- First tankōbon volume cover

ソラニン (Soranin)
- Genre: Coming-of-age; Romance; Slice of life;
- Written by: Inio Asano
- Published by: Shogakukan
- English publisher: NA: Viz Media;
- Magazine: Weekly Young Sunday
- Original run: 2005 – 2006
- Volumes: 2
- Directed by: Takahiro Miki
- Written by: Takahashi Izumi
- Music by: Asian Kung-Fu Generation and ent (Atsushi Horie)
- Released: April 3, 2010
- Runtime: 126 minutes
- Anime and manga portal

= Solanin =

Japanese manga series

Solanin (ソラニン, Soranin) is a Japanese manga series written and illustrated by Inio Asano. It was serialized in Shogakukan's Weekly Young Sunday from 2005 to 2006. In North America, the manga was licensed for English language release by Viz Media.

The manga was adapted into a live-action film directed by Takahiro Miki and starring Aoi Miyazaki as Meiko. It was released in Japan in April 2010. In the same year the band Asian Kung-Fu Generation released the single "Solanin", with lyrics written by Inio Asano, author of the manga. The song was featured in the movie version. The band also provided the ending theme to the movie.

In October 2017, eleven years after the manga's original publication, a new epilogue chapter was published by Shogakukan as part of a new Japanese edition.

==Plot==
Meiko and Taneda graduated from university two years ago. Having no real goals or direction, they step into society, clueless. Meiko works as an Office Lady to pay the rent for her apartment, while Taneda works as an illustrator in a press company, earning just enough to take some of Meiko's burden. While Taneda often meets up with his bandmates from their University days to jam, he still feels something is missing. His bandmates know what it is: they need to step out, promote themselves and let their songs be heard by a larger crowd; which has been their dream since their first meeting in their university's "Pop Music Club".

Unhappy with the rhythm of their "normal" graduate lives, things change when two important decisions are made: Meiko decides to quit her job, and Taneda decides to devote time to write his first proper song for the band. Having broken free of their old routines, they now find themselves uncertain of where their new life will take them. Slowly, Meiko and Taneda come to embrace their unpredictable future together but an unexpected tragedy occurs, changing their lives and the lives of their friends forever.

==Media==
===Manga===
Solanin is written and illustrated by Inio Asano. It was serialized in Shogakukan's Weekly Young Sunday from 2005 to 2006. Shogakukan published the manga's two tankōbon on December 5, 2005, and May 2, 2006, respectively. A combined edition featuring colored illustrations and a new epilogue chapter was later released by Shogakukan on October 30, 2017. The manga is licensed in North America by Viz Media, which released the manga as a single volume on October 21, 2008.

===Live-action film===
The manga was made into a live-action film directed by Takahiro Miki and starring Aoi Miyazaki as the female protagonist. It was released in Japan on April 3, 2010. In the same year the band Asian Kung-Fu Generation released the single "Solanin", with lyrics written by Inio Asano, author of the manga. The song was featured in the movie version. The band also provided the ending theme to the movie.

==Reception==
Solanin was nominated for the 2009 Eisner Award for Best U.S. Edition of International Material – Japan. It was nominated for the 2009 Harvey Award for Best American Edition of Foreign Material. About.com's Deb Aoki lists Solanin as the best new one-shot manga of 2008 along with Disappearance Diary.
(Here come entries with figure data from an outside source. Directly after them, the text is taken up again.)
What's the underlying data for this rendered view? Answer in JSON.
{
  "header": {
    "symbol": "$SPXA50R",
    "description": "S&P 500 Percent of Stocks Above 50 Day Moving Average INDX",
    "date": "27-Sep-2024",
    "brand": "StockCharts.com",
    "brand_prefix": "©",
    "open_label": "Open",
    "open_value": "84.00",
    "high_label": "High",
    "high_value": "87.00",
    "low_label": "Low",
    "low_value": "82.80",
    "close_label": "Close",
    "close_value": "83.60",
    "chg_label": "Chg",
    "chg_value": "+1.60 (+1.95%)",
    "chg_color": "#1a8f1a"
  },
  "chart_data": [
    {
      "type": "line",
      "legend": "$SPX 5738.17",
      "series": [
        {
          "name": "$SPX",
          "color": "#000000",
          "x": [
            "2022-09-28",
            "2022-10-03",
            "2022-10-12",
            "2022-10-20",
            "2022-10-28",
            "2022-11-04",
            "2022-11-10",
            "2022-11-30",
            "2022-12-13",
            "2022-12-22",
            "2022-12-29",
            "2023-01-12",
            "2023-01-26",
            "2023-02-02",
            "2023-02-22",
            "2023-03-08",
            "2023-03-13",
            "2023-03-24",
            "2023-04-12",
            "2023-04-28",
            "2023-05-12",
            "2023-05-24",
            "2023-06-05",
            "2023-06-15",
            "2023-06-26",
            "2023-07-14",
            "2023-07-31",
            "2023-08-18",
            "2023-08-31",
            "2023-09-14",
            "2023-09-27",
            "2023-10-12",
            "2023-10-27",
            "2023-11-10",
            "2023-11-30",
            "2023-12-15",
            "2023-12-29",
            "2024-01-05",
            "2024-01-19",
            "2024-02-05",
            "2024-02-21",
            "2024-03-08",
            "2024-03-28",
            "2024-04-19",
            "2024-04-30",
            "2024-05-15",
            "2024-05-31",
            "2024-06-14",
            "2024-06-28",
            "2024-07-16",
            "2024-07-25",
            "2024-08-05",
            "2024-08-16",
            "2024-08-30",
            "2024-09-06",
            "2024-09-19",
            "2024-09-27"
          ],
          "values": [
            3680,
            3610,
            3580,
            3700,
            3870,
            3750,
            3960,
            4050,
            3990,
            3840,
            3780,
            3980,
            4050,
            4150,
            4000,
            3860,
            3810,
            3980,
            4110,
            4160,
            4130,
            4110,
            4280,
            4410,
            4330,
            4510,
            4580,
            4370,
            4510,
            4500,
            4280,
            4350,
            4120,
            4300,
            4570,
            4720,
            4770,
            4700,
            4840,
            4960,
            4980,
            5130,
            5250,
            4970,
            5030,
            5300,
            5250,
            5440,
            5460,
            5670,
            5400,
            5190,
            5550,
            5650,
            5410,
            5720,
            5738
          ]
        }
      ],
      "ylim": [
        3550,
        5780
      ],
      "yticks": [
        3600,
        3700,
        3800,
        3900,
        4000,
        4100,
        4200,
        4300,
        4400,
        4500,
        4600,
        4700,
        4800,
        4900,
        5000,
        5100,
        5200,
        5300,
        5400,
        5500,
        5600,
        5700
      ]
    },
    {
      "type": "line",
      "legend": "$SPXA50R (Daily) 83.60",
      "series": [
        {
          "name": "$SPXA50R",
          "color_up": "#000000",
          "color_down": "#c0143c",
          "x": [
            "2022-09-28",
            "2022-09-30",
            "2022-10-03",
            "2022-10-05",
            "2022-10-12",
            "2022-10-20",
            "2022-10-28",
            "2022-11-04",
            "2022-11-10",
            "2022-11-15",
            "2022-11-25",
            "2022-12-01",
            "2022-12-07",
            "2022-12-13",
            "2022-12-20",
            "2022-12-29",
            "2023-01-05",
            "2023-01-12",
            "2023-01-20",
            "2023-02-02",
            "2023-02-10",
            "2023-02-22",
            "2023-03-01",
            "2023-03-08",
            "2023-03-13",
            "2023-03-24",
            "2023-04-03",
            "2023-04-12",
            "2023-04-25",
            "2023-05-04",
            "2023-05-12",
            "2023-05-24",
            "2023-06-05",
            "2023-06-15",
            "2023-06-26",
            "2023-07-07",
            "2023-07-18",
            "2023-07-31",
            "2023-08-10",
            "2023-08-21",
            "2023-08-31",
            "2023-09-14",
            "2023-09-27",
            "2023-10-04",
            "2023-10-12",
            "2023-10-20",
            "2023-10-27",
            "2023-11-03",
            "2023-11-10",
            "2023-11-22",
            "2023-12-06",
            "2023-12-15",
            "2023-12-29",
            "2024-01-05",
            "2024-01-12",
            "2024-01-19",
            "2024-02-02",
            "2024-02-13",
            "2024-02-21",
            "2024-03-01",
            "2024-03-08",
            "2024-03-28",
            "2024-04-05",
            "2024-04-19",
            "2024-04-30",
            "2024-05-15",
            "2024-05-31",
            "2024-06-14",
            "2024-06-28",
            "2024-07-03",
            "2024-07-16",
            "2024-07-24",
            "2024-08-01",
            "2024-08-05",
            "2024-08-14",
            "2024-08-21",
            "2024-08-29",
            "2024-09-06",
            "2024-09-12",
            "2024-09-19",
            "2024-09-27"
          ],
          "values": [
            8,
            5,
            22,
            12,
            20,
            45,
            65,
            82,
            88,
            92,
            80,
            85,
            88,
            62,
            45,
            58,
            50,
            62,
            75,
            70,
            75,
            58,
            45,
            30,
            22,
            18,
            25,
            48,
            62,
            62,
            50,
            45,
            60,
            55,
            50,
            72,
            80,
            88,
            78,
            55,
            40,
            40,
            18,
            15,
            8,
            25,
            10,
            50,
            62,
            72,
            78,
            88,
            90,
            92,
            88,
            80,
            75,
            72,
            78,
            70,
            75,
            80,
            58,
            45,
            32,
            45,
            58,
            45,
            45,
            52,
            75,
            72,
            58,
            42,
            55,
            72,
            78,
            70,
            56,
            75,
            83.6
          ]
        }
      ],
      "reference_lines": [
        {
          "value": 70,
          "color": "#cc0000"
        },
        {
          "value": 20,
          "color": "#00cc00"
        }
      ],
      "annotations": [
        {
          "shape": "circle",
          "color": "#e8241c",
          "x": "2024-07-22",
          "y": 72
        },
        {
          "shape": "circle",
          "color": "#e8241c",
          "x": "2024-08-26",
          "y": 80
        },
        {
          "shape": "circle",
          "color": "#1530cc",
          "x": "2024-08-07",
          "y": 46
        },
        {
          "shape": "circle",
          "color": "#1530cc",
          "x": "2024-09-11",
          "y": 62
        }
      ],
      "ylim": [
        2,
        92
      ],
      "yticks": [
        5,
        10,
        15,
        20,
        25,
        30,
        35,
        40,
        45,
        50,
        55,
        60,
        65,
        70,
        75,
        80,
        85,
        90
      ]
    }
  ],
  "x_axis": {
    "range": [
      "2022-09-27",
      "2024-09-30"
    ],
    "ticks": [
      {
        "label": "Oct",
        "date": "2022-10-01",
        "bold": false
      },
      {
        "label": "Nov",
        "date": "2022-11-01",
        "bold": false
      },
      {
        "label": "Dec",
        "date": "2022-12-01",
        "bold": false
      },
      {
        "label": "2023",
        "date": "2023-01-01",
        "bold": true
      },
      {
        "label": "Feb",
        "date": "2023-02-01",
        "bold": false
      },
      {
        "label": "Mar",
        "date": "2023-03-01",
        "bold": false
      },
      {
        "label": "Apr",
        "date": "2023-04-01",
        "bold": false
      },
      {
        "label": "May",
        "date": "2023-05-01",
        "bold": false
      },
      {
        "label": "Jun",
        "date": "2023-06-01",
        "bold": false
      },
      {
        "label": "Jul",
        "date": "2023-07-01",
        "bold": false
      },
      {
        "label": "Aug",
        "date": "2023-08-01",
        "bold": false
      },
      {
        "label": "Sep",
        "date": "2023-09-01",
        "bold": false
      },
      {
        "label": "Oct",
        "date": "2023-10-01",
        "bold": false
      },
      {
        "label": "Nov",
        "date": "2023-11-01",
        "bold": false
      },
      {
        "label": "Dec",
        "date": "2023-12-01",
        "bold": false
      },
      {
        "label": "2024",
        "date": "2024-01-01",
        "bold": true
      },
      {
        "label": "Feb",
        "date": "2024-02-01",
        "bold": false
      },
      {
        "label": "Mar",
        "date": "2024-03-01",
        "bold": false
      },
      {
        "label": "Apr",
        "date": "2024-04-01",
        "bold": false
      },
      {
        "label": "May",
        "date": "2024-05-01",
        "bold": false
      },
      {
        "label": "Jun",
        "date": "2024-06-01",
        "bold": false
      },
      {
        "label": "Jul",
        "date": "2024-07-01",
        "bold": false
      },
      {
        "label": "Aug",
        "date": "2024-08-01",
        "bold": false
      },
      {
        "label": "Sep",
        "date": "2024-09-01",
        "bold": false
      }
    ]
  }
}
Pop Culture Shocks Katherine Dacey criticises the manga's backgrounds, saying they look "like dioramas or collages". Deb Aoki from About.com commends the manga for capturing "the angst and uncertainty of a young adult's life with humor and heart." Mania.coms Greg Hackmann commends the author for his attention to detail, "especially when it comes to the manga's many cramped urban settings". Public Library of Charlotte and Mecklenburg County's Lawerence T. comments on the manga "accepting what life has to offer".